Cherreads

Chapter 5 - The Pocket watch promise

---

The ale's bitter aftertaste faded, replaced by the phantom sweetness of honeyed bread.

Jay closed his eyes, and the bar's raucous clamor dissolved into the crisp clang of a church bell tolling noon. Winter, 15 years ago.

He was twelve again, ribs pressing sharp against stolen rags, crouched in the snow-dusted alley behind the bakery. Steam curled from the chimney of a narrow brick house—Tom's house, though he didn't know the boy's name yet. Only the smells: rosemary, roast chicken, apple pie. A feast for ghosts.

Jay's stomach growled. He'd eaten nothing but gutter rats and regret for days.

The kitchen window was cracked open.

He climbed.

The warmth struck first, a balm against his frost-nipped skin. Then the scent of lavender soap, wool blankets, safety. He froze, one leg dangling over the sill, as a woman's voice hummed a lullaby.

"Mama! There's a thief in the window!"

Jay whipped around. A boy his age stood in the doorway, freckled and fierce, clutching a wooden sword.

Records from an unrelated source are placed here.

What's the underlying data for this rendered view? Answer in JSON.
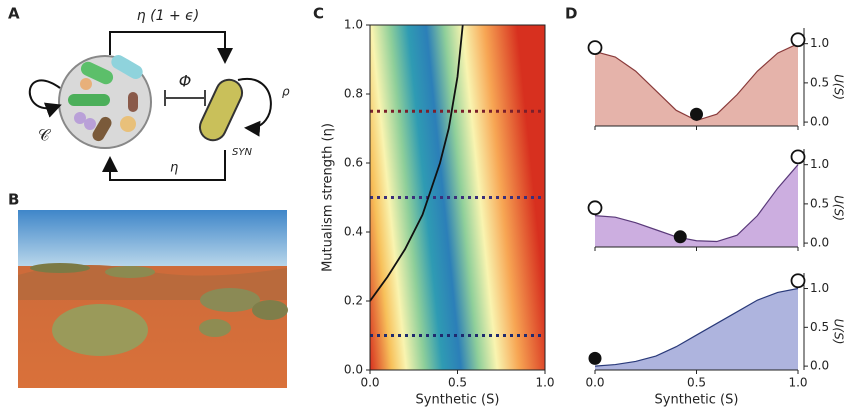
{
  "panels": {
    "a": "A",
    "b": "B",
    "c": "C",
    "d": "D"
  },
  "diagram": {
    "top_arrow": "η (1 + ϵ)",
    "inhibition": "Φ",
    "self_rate": "ρ",
    "community": "𝒞",
    "synthetic": "SYN",
    "bottom_arrow": "η"
  },
  "chart_data": [
    {
      "type": "heatmap-line",
      "xlabel": "Synthetic (S)",
      "ylabel": "Mutualism strength (η)",
      "xlim": [
        0,
        1
      ],
      "ylim": [
        0,
        1
      ],
      "xticks": [
        {
          "value": 0,
          "label": "0.0"
        },
        0.5,
        {
          "value": 1,
          "label": "1.0"
        }
      ],
      "yticks": [
        {
          "value": 0,
          "label": "0.0"
        },
        0.2,
        0.4,
        0.6,
        0.8,
        {
          "value": 1,
          "label": "1.0"
        }
      ],
      "hlines": [
        {
          "value": 0.75,
          "color": "#7a1f2b"
        },
        {
          "value": 0.5,
          "color": "#3b2f7a"
        },
        {
          "value": 0.1,
          "color": "#1f2a6e"
        }
      ],
      "series": [
        {
          "color": "#111111",
          "x": [
            0,
            0.1,
            0.2,
            0.3,
            0.4,
            0.45,
            0.5,
            0.53
          ],
          "values": [
            0.2,
            0.27,
            0.35,
            0.45,
            0.6,
            0.7,
            0.85,
            1.0
          ]
        }
      ]
    },
    {
      "type": "area",
      "ylabel": "U(S)",
      "xlim": [
        0,
        1
      ],
      "ylim": [
        -0.05,
        1.2
      ],
      "xticks": [
        0,
        0.5,
        1
      ],
      "show_xtick_labels": false,
      "yticks": [
        {
          "value": 0,
          "label": "0.0"
        },
        0.5,
        {
          "value": 1,
          "label": "1.0"
        }
      ],
      "color": "#8a3b3b",
      "fill": "#e5b3aa",
      "x": [
        0,
        0.1,
        0.2,
        0.3,
        0.4,
        0.5,
        0.6,
        0.7,
        0.8,
        0.9,
        1.0
      ],
      "values": [
        0.9,
        0.83,
        0.65,
        0.4,
        0.15,
        0.02,
        0.1,
        0.35,
        0.65,
        0.88,
        1.0
      ],
      "open_points": {
        "x": [
          0,
          1
        ],
        "y": [
          0.95,
          1.05
        ]
      },
      "filled_points": {
        "x": [
          0.5
        ],
        "y": [
          0.1
        ]
      }
    },
    {
      "type": "area",
      "ylabel": "U(S)",
      "xlim": [
        0,
        1
      ],
      "ylim": [
        -0.05,
        1.2
      ],
      "xticks": [
        0,
        0.5,
        1
      ],
      "show_xtick_labels": false,
      "yticks": [
        {
          "value": 0,
          "label": "0.0"
        },
        0.5,
        {
          "value": 1,
          "label": "1.0"
        }
      ],
      "color": "#5a3a7a",
      "fill": "#ccaee0",
      "x": [
        0,
        0.1,
        0.2,
        0.3,
        0.4,
        0.5,
        0.6,
        0.7,
        0.8,
        0.9,
        1.0
      ],
      "values": [
        0.35,
        0.33,
        0.26,
        0.17,
        0.08,
        0.03,
        0.02,
        0.1,
        0.35,
        0.7,
        1.0
      ],
      "open_points": {
        "x": [
          0,
          1
        ],
        "y": [
          0.45,
          1.1
        ]
      },
      "filled_points": {
        "x": [
          0.42
        ],
        "y": [
          0.08
        ]
      }
    },
    {
      "type": "area",
      "ylabel": "U(S)",
      "xlabel": "Synthetic (S)",
      "xlim": [
        0,
        1
      ],
      "ylim": [
        -0.05,
        1.2
      ],
      "xticks": [
        {
          "value": 0,
          "label": "0.0"
        },
        0.5,
        {
          "value": 1,
          "label": "1.0"
        }
      ],
      "show_xtick_labels": true,
      "yticks": [
        {
          "value": 0,
          "label": "0.0"
        },
        0.5,
        {
          "value": 1,
          "label": "1.0"
        }
      ],
      "color": "#2a3a7a",
      "fill": "#aeb4de",
      "x": [
        0,
        0.1,
        0.2,
        0.3,
        0.4,
        0.5,
        0.6,
        0.7,
        0.8,
        0.9,
        1.0
      ],
      "values": [
        0,
        0.02,
        0.06,
        0.13,
        0.25,
        0.4,
        0.55,
        0.7,
        0.85,
        0.95,
        1.0
      ],
      "open_points": {
        "x": [
          1
        ],
        "y": [
          1.1
        ]
      },
      "filled_points": {
        "x": [
          0
        ],
        "y": [
          0.1
        ]
      }
    }
  ]
}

"Thomas Boron, hush!" The woman—Mrs. Lea—turned from the stove, her flour-dusted hands raised not in anger, but weary amusement. "Look at him. He's half-starved, not a thief."

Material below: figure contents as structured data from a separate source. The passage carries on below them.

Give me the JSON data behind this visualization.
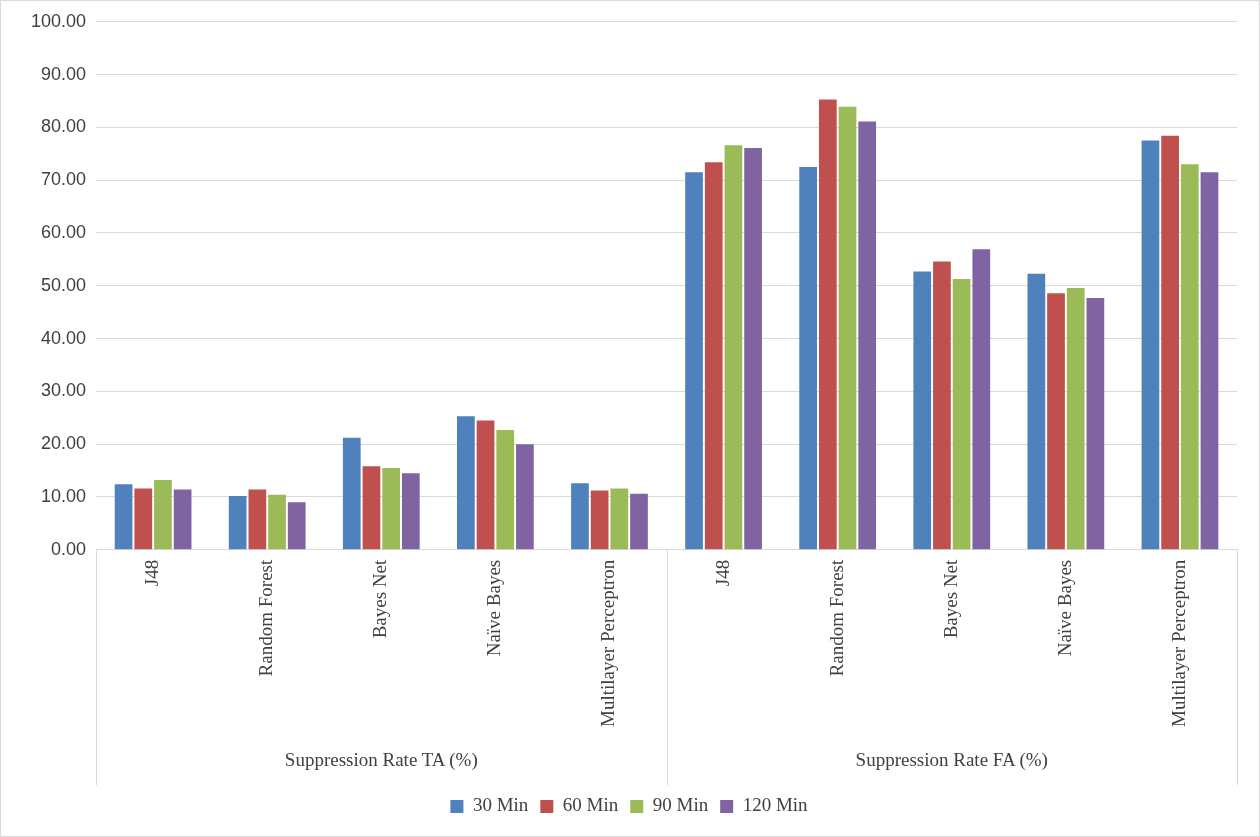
{
  "chart_data": {
    "type": "bar",
    "categories": [
      "J48",
      "Random Forest",
      "Bayes Net",
      "Naïve Bayes",
      "Multilayer Perceptron",
      "J48",
      "Random Forest",
      "Bayes Net",
      "Naïve Bayes",
      "Multilayer Perceptron"
    ],
    "series": [
      {
        "name": "30 Min",
        "color": "#4f81bd",
        "values": [
          12.4,
          10.2,
          21.2,
          25.3,
          12.6,
          71.5,
          72.5,
          52.7,
          52.3,
          77.5
        ]
      },
      {
        "name": "60 Min",
        "color": "#c0504d",
        "values": [
          11.6,
          11.4,
          15.8,
          24.5,
          11.2,
          73.4,
          85.3,
          54.6,
          48.6,
          78.4
        ]
      },
      {
        "name": "90 Min",
        "color": "#9bbb59",
        "values": [
          13.2,
          10.4,
          15.5,
          22.7,
          11.6,
          76.6,
          83.9,
          51.3,
          49.6,
          73.0
        ]
      },
      {
        "name": "120 Min",
        "color": "#8064a2",
        "values": [
          11.4,
          9.0,
          14.5,
          20.0,
          10.6,
          76.1,
          81.1,
          56.9,
          47.7,
          71.5
        ]
      }
    ],
    "annotations": [
      "Suppression Rate TA (%)",
      "Suppression Rate FA (%)"
    ],
    "ylim": [
      0,
      100
    ],
    "yticks": [
      {
        "value": 0,
        "label": "0.00"
      },
      {
        "value": 10,
        "label": "10.00"
      },
      {
        "value": 20,
        "label": "20.00"
      },
      {
        "value": 30,
        "label": "30.00"
      },
      {
        "value": 40,
        "label": "40.00"
      },
      {
        "value": 50,
        "label": "50.00"
      },
      {
        "value": 60,
        "label": "60.00"
      },
      {
        "value": 70,
        "label": "70.00"
      },
      {
        "value": 80,
        "label": "80.00"
      },
      {
        "value": 90,
        "label": "90.00"
      },
      {
        "value": 100,
        "label": "100.00"
      }
    ],
    "grid": "y",
    "legend": "bottom"
  }
}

Jay bristled. "Am too a thief."

"Then steal this," she said, thrusting a loaf of bread into his arms. It burned his fingertips. "Eat. Then we'll discuss your career."

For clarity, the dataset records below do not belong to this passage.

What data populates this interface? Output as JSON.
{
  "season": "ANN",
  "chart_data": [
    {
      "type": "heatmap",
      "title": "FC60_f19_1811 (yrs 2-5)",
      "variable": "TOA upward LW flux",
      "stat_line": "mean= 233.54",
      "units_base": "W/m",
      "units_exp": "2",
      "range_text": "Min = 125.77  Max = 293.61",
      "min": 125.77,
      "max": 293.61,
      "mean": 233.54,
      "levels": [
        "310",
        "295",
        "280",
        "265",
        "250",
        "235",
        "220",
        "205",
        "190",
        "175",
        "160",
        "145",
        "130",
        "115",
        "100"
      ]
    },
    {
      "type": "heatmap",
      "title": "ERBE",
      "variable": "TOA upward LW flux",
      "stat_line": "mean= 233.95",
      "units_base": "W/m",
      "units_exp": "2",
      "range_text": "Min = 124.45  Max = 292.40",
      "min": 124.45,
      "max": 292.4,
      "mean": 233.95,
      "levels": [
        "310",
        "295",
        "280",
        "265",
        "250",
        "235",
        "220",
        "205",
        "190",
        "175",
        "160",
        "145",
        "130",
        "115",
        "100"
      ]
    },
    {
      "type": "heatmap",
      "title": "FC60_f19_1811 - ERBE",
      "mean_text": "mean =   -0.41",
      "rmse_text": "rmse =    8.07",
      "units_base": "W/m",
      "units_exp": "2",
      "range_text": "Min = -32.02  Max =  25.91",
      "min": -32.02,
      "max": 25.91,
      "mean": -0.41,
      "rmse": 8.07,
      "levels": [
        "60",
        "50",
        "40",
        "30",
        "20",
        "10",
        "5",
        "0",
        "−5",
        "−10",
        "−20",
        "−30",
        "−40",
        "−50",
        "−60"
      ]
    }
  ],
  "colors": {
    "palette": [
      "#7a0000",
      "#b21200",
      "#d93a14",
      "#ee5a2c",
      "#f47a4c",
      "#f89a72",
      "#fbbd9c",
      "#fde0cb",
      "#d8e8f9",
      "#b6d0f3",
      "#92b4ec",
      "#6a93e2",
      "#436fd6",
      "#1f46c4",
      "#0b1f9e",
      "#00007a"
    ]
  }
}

Later, after the bath that turned the washwater gray, after the borrowed clothes (too big, smelling of pine and paternal sweat), Mrs. Lea knelt before him. Her eyes were the same storm-gray as Tom's.

"Jay, was it? You'll stay with us tonight."

"Why?" he'd demanded, fists clenched. Charity always came with hooks, he had learnt that the hard way.

She smiled, thumbing a smudge of dirt from his cheek. "Because Thomas needs someone to keep him humble. And you… you need someone to keep you safe."

Safety was a foreign word, sharp on his tongue.

It became fights in the yard, Tom's laughter ringing as Jay face-planted into the mud. "You punch like a drunk goose!" Tom crowed, yanking him up. "C'mon, I'll show you."

It became shared bedsheets and stolen sweets, Mrs. Lea's exasperated sighs as she patched their split knuckles. "Brothers shouldn't bruise each other," she'd chide, but her eyes crinkled with pride.

It became a name. Jay Boron.

"Mama says you're family now," Tom said one night, tossing him a moth-eaten blanket. "So stop sneaking off. You're stuck with us."

Jay stared at the ceiling, throat tight. "What if I mess up? Steal again?"

Tom punched his shoulder, grinning. "Then I'll beat you twice as hard. And I'll always be here to pull you outta the mud. Promise."

The memory fractured.

Always.

Jay's eyes snapped open. The bar's noise crashed back—laughter, clinking glasses, the pocket watch's relentless tick, tick, tick in his palm.

Tom's voice lingered, bright as the day he'd died: "You're stuck with me."

But the watch was still. Silent.

Jay's reflection stared back from the ale's surface—a man drowning in borrowed time.